Torino ed Empoli, inferno e paradiso: le dichiarazioni del dopo-gara

Media punti da sogno per l'Empoli, notte sempre più fonda per il Torino. Le parole del post rispecchiano i momenti.

Torino ed Empoli, inferno e paradiso: le dichiarazioni del dopo-gara
Torino ed Empoli, inferno e paradiso: le dichiarazioni del dopo-gara

Sognare è lecito, ma quando il sogno potrebbe diventare realtà, chi ne è protagonista comincia a crederci sempre di più. Il protagonista in questione è l'Empoli, che con la vittoria per 1-0 sul Torino, in trasferta, conquista altri 3 punti e si avvicina sempre di più alla zona europa, addirittura mettendo la freccia e sorpassando il Milan, ricacciando i granata in una crisi profonda. 

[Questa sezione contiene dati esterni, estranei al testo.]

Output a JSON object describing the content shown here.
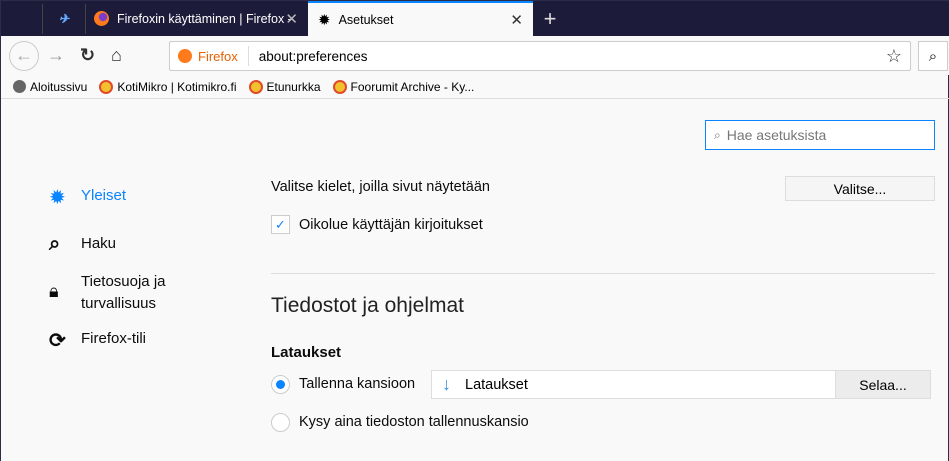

Dalla parte dei toscani c'è gioia, espressa dalle parole di Marco Giampaolo, tra gli artefici principali del successo stagionale, che ha parlato a Sky nell'immediato post-gara: "30 punti son tanti in un girone d’andata, sarà difficile farne altri 30 nel girone di ritorno, sono meritati perché li abbiamo ottenuti giocando a calcio. Il Torino ha giocato una partita non tranquilla e non serena, per giocare il loro calcio hanno bisogno di serenità, abbiamo cercato di inaridirli in origine costringendoli a giocare palla lunga, abbiamo anche rischiato. Maccarone? L’ho allenato che ne aveva 30 e adesso sta meglio di 6-7 anni fa…".

Sulla stessa lunghezza del tecnico è anche il suo capitano Massimo Maccarone, ancora in gol e leader di un grande gruppo: "Il segreto è la squadra, io stimo Giampaolo e lo sa anche lui quindi non c’è bisogno che glielo dica. Fare 30 punti dopo i cambi dell’anno scorso è un grande traguardo, abbiamo agevolato il nostro obiettivo e speriamo di giocare ancora meglio e liberi di testa, questo gruppo ha ancora tanto da crescere".